A majority of people responding to a recent opinion poll have singled out the legislature as the most corrupt agency in the country, according to the results of a survey released by the Transparency International's Taiwan chapter.
The poll was part of a global survey released by the Berlin-based anti-graft group Transparency International (TI) on the UN's Anti-Corruption Day on Friday.
Up to 78 percent of those responding to the survey said they feel that the Legislative Yuan is most corrupt, and 69 percent said political parties are corrupt. The least corrupt institutions cited by local respondents are religious groups, non government organizations and household registration agencies. Thirty-five percent of those surveyed said they believe that corruption will increase over the next three years.

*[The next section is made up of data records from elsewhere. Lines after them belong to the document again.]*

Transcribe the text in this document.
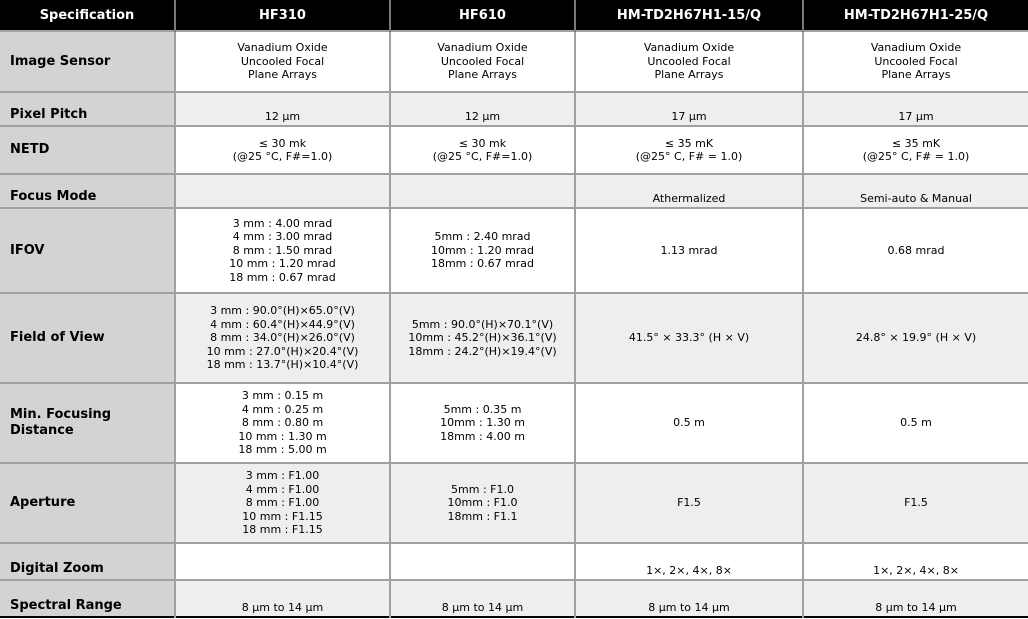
Specification	HF310	HF610	HM-TD2H67H1-15/Q	HM-TD2H67H1-25/Q
Image Sensor	Vanadium Oxide
Uncooled Focal
Plane Arrays	Vanadium Oxide
Uncooled Focal
Plane Arrays	Vanadium Oxide
Uncooled Focal
Plane Arrays	Vanadium Oxide
Uncooled Focal
Plane Arrays
Pixel Pitch	12 μm	12 μm	17 μm	17 μm
NETD	≤ 30 mk
(@25 °C, F#=1.0)	≤ 30 mk
(@25 °C, F#=1.0)	≤ 35 mK
(@25° C, F# = 1.0)	≤ 35 mK
(@25° C, F# = 1.0)
Focus Mode			Athermalized	Semi-auto & Manual
IFOV	3 mm : 4.00 mrad
4 mm : 3.00 mrad
8 mm : 1.50 mrad
10 mm : 1.20 mrad
18 mm : 0.67 mrad	5mm : 2.40 mrad
10mm : 1.20 mrad
18mm : 0.67 mrad	1.13 mrad	0.68 mrad
Field of View	3 mm : 90.0°(H)×65.0°(V)
4 mm : 60.4°(H)×44.9°(V)
8 mm : 34.0°(H)×26.0°(V)
10 mm : 27.0°(H)×20.4°(V)
18 mm : 13.7°(H)×10.4°(V)	5mm : 90.0°(H)×70.1°(V)
10mm : 45.2°(H)×36.1°(V)
18mm : 24.2°(H)×19.4°(V)	41.5° × 33.3° (H × V)	24.8° × 19.9° (H × V)
Min. Focusing Distance	3 mm : 0.15 m
4 mm : 0.25 m
8 mm : 0.80 m
10 mm : 1.30 m
18 mm : 5.00 m	5mm : 0.35 m
10mm : 1.30 m
18mm : 4.00 m	0.5 m	0.5 m
Aperture	3 mm : F1.00
4 mm : F1.00
8 mm : F1.00
10 mm : F1.15
18 mm : F1.15	5mm : F1.0
10mm : F1.0
18mm : F1.1	F1.5	F1.5
Digital Zoom			1×, 2×, 4×, 8×	1×, 2×, 4×, 8×
Spectral Range	8 μm to 14 μm	8 μm to 14 μm	8 μm to 14 μm	8 μm to 14 μm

According to TI's 2005 Global Barometer survey, corruption is on the increase in most countries and poor people are often the hardest hit.
Nearly 55,000 people in 69 countries were surveyed for the Corruption Barometer as part of a Gallup poll conducted between May and October.
The poll found that a majority of people in 48 out of 69 countries surveyed thought the problem had worsened over the past three years.
"Today's survey shows that people believe corruption is deeply embedded in their countries, " TI Chairwoman Huguette Labelle said. "When a poor young mother believes that her government places its own interests above her child's, or that securing services like that child's basic health requires a hand under the table, her hope for the future is dampened," she said.